I might mention that before I came up with the solution, I switched to VMware Workstation 6.0 (trial) and tried few settings in VMware configuration that can be set in .vmx file. One of the most useful option is setting which processors can be used for the virtual machine. I set them so that one VM run on CPU0 and another on CPU1. I still use this configuration.
LH1.vmx:
processor0.use = TRUE
processor1.use = FALSE

LH2.vmx:
processor0.use = FALSE
processor1.use = TRUE

Few other settings I tried:
MemTrimRate = "0"
sched.mem.pshare.enable = "FALSE"

Here is some info about memory trimming and page sharing from http://www.virtualization.info/2005/11/how-to-improve-disk-io-performances.html:

# Memory trimming
Workstation checks which part of the guest OS virtual memory is not used and allocates it back to the host OS. This permits to have more concurrent virtual machines running but everytime the guest OS asks back for its memory it suffers a performance degradation.

So, if you have enough free RAM for all planned concurrent VMs, be sure to disable memory trimming for guest OSes adding the following line to the virtual machine configuration (.vmx) file:

MemTrimRate=0

Note: Memory trimming can be disabled through GUI since Workstation 6.0.

# Page sharing (quoted from VMware documentation)
VMware uses a page sharing technique to allow guest memory pages with identical contents to be stored as a single copy-on-write page. Page sharing decreases host memory usage, but consumes system resources, potentially including I/O bandwidth.

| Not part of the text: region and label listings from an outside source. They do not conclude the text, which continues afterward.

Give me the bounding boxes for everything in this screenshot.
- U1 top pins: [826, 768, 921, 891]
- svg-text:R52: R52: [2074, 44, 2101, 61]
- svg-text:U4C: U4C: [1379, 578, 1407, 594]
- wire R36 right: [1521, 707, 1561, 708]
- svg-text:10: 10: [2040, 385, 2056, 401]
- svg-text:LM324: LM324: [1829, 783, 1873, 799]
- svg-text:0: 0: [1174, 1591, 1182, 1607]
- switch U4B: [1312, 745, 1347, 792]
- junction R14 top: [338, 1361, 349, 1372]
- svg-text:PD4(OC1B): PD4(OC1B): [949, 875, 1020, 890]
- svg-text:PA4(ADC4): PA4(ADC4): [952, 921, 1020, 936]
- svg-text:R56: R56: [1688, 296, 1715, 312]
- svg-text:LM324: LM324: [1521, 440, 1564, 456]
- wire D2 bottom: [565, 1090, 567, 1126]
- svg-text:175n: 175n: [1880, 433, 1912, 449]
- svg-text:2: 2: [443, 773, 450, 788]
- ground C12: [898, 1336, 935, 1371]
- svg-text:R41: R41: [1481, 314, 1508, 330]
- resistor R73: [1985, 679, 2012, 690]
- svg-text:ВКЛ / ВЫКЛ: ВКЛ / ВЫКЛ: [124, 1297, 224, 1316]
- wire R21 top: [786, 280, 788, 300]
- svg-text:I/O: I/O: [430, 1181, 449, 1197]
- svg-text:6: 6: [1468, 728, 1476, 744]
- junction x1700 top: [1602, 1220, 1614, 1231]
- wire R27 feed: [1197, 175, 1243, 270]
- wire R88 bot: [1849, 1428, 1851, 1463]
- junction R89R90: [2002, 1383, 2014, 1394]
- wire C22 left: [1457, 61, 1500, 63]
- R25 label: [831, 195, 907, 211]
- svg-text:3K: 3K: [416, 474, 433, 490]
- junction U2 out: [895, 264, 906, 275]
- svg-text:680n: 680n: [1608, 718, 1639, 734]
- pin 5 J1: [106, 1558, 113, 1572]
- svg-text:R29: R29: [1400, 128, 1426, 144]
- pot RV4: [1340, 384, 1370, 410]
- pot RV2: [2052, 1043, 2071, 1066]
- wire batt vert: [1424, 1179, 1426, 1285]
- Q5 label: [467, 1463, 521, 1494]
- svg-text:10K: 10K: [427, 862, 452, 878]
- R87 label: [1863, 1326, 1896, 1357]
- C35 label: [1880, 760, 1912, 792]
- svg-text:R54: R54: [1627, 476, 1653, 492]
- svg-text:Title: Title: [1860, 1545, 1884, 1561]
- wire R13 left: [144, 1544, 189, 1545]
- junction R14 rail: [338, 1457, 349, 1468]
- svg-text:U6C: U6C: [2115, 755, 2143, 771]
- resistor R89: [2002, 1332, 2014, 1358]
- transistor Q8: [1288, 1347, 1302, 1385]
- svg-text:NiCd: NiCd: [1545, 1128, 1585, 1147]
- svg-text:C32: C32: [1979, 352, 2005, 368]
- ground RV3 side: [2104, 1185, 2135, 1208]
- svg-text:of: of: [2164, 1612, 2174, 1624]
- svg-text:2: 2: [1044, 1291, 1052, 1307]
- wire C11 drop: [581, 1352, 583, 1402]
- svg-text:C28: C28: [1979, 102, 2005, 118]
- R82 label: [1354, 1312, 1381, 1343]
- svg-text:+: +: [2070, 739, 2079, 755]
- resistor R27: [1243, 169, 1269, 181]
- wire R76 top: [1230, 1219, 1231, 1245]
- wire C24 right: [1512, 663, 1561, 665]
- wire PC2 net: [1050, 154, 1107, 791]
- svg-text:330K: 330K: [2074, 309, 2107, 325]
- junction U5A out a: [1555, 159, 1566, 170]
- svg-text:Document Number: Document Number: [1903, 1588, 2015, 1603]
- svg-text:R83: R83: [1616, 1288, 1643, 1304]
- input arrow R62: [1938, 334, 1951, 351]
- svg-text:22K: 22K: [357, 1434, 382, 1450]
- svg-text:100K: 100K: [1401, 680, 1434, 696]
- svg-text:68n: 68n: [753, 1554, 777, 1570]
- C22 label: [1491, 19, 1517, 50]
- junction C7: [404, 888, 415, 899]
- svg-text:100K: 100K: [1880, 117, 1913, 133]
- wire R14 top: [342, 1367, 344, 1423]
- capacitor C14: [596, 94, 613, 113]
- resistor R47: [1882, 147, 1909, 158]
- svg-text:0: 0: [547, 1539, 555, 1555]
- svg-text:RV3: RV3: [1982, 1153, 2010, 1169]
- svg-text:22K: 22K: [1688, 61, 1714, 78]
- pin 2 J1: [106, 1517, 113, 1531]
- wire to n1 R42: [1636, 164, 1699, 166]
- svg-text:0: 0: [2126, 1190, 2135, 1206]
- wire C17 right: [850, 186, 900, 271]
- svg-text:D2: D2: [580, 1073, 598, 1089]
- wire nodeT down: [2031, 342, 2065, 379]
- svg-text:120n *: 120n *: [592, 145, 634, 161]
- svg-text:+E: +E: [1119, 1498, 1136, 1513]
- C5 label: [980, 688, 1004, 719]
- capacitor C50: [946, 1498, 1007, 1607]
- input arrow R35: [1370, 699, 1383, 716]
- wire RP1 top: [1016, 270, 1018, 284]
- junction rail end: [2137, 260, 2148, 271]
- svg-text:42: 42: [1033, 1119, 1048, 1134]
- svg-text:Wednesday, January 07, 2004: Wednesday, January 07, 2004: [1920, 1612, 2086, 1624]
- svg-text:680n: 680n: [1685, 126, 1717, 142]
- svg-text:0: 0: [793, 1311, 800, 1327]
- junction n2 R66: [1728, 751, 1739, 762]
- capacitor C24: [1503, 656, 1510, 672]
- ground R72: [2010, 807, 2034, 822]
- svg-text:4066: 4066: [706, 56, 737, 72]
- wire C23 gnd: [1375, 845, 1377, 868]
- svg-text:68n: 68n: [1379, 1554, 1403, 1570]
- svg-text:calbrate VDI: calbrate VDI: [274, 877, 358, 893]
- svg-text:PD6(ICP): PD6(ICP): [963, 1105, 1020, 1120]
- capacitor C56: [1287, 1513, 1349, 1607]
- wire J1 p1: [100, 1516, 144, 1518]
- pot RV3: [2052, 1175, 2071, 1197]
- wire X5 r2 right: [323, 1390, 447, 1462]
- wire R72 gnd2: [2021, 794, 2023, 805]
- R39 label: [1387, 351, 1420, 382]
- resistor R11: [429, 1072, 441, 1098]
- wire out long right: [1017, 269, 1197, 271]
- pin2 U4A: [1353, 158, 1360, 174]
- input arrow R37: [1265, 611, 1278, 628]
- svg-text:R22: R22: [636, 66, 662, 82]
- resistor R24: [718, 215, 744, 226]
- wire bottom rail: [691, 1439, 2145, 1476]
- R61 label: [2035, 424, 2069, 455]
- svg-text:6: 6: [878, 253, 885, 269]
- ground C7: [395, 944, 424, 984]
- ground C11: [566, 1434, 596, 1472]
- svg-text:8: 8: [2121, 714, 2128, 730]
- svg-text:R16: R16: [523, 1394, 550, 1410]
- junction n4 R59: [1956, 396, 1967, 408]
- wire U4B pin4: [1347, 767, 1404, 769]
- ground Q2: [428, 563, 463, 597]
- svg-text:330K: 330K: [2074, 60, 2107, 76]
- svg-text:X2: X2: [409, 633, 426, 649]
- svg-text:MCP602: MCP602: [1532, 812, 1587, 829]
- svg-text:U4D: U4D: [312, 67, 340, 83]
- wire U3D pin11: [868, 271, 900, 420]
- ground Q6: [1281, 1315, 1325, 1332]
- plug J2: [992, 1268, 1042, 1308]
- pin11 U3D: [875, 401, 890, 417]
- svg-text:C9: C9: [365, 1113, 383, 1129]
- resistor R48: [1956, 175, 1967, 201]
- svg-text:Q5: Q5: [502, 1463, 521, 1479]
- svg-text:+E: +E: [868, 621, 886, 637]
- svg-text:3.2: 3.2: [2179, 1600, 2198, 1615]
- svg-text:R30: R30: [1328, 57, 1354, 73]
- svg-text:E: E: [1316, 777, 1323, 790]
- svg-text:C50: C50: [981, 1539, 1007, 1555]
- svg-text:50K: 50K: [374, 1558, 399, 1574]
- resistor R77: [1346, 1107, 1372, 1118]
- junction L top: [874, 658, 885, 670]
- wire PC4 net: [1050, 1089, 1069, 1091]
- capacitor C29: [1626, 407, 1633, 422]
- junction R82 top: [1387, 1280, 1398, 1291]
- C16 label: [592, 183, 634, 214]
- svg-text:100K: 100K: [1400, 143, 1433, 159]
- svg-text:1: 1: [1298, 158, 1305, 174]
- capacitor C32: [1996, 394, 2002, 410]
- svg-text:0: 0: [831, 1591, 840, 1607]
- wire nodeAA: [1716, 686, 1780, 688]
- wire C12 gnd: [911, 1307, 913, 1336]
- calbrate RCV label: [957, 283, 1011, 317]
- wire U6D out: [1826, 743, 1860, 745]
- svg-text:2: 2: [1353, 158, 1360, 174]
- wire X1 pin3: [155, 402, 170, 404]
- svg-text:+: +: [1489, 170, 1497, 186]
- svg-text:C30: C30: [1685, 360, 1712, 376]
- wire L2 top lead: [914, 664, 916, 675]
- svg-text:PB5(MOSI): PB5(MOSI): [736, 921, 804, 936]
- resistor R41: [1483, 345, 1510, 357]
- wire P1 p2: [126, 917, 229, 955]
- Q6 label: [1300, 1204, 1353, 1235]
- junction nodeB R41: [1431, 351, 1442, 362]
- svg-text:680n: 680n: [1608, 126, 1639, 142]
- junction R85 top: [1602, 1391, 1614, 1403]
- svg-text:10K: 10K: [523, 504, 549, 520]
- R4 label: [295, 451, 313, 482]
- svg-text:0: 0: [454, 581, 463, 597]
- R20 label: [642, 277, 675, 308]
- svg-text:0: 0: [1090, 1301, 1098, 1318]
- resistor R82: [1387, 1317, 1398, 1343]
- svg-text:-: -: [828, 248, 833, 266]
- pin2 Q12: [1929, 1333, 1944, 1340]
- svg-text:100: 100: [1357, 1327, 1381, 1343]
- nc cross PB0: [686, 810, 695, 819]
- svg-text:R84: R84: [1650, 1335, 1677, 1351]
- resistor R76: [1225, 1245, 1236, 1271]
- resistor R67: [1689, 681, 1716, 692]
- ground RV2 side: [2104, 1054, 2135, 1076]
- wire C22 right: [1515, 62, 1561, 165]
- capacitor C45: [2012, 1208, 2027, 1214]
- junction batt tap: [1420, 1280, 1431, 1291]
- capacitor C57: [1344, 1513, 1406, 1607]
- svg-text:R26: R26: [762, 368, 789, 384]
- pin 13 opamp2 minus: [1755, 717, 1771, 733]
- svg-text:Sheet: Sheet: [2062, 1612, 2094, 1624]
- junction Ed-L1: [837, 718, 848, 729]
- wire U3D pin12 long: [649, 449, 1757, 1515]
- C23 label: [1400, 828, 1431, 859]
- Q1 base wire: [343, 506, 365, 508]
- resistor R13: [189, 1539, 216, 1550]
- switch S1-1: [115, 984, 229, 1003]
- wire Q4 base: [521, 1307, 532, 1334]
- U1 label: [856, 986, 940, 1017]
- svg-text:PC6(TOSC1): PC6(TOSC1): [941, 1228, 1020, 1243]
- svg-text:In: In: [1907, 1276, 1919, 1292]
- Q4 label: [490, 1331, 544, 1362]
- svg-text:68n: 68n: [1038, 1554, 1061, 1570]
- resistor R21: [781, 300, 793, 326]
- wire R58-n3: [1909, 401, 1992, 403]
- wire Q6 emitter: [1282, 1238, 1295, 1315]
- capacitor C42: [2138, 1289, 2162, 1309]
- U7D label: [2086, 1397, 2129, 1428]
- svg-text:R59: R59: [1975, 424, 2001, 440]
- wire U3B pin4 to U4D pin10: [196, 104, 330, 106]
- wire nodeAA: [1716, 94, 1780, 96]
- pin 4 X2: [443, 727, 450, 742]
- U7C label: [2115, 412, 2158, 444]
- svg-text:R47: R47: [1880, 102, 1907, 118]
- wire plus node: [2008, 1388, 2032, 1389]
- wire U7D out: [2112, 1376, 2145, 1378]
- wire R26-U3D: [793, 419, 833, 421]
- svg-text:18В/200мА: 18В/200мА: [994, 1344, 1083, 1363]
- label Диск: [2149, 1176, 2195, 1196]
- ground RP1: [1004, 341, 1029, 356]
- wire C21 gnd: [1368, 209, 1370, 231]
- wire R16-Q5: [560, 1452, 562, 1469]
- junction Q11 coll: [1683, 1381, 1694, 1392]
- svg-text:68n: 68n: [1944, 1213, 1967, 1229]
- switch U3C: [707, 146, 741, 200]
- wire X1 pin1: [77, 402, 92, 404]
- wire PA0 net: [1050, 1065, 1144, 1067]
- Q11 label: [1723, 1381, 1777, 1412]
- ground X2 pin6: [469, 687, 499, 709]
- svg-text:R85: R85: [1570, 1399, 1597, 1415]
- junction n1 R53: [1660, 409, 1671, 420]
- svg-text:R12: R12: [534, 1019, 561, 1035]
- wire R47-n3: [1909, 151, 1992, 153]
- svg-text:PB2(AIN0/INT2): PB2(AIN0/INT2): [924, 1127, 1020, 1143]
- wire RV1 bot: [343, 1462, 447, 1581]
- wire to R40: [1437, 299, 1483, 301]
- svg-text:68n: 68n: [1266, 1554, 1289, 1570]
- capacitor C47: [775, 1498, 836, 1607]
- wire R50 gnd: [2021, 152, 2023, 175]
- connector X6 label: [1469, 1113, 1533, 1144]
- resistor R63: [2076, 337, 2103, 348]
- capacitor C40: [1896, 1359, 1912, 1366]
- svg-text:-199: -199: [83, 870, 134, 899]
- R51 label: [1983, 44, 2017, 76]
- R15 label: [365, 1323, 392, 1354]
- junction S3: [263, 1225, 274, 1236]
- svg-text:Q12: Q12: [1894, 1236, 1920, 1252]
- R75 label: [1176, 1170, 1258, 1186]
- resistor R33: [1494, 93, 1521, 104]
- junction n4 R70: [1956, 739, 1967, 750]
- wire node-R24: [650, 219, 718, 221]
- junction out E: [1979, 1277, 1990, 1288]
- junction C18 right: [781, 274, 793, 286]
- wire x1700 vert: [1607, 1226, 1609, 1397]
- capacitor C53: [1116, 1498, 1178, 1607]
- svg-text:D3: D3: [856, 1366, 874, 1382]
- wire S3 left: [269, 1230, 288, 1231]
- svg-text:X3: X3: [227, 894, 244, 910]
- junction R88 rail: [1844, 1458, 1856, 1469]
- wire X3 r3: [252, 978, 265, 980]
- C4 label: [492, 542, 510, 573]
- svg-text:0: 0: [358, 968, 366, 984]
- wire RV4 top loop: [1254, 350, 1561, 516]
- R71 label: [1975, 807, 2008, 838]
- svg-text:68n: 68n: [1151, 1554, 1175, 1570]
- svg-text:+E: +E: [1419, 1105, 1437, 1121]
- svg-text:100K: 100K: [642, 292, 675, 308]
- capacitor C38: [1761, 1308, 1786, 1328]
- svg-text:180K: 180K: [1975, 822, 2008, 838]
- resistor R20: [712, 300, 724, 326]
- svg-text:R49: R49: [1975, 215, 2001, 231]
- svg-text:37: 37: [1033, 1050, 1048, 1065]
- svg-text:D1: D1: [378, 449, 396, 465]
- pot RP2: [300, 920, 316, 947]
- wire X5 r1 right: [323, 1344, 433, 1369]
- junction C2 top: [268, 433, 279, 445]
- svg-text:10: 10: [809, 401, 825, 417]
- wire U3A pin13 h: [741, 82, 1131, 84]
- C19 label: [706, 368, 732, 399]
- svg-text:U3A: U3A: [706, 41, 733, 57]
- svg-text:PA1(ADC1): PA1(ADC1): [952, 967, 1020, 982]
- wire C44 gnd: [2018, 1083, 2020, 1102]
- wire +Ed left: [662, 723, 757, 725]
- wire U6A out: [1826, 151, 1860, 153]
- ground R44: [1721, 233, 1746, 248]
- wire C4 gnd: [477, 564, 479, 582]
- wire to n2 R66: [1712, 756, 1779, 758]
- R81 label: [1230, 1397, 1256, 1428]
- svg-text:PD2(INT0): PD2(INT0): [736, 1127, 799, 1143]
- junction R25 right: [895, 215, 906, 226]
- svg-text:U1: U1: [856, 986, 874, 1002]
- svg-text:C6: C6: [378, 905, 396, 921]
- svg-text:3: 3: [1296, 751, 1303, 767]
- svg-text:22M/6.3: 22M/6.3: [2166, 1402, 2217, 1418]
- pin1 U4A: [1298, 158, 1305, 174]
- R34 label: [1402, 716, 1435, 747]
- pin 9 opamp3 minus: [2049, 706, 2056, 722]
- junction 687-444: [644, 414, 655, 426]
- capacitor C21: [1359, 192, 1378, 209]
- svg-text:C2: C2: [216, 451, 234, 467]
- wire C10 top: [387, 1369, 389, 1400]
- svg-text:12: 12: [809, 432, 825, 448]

You may want to avoid this overhead for guests for which host memory is plentiful and I/O latency is important. To disable page sharing, add the following line to the virtual machine configuration (.vmx) file:

sched.mem.pshare.enable=FALSE option

I also tried to play with monitor.idleLoopSpinUS but couldn’t see any improvements.

Below you can see how my CPU consumption dropped after the change:
optimizing-initcssd-scaled.png

I did the same magic trick with 11g (10.1.0.6):
- line 1334: $SLEEP 1 -> $SLEEP 30

That’s it for today. I’m off to bed and you should go and check how your virtual machines are doing.


4 Responses to “CRS eating CPU on VMware”  

  1. 1 Martin Decker

    Alex,

    you might be interested in MetaLink Note 415665.1 and Patch 5679560. This should also fix the cpu utilization of CRS during idle time.

    Best regards,
    Martin

  2. 2 Alex Gorbachev

    Thanks Martin. That looks promising. However, this issue doesn’t seem to affect 11g and that’s what I’m using more often now. I switched the host OS again and now I’m on Mac OSX Leopard and VMware Fusion. I’m not sure but it seems to be not better than VMware Server on Linux or Windows to say the least.

  3. 3 Tee

    Many thanks for this Alex. I observed the same problem on my RAC10g / VMware Server setup. I changed $SLEEP 1 to $SLEEP 5 and reclaimed 20% of my total server CPU.

  4. 4 Alex Gorbachev

    Tee, I’m glad it helped. I switched to Mac OSX as my host OS and VMware Fusion is not as advanced as on Linux or Windows, unfortunately. CPU consumption increased dramatically. Interesting that I tried to setup RAC cluster with Ubuntu guests and CPU consumption dropped significantly. However, installing RAC on Ubuntu is not a straightforward task and the environment is completely unsupported something might not work as expected - quite a few trick I had to play.

    Martin, I tried that patch - thanks - but it didn’t bring any noticeable improvements unfortunately. :( Note that I had the same issue with 11g and as I saw this bug supposed to be fixed there already.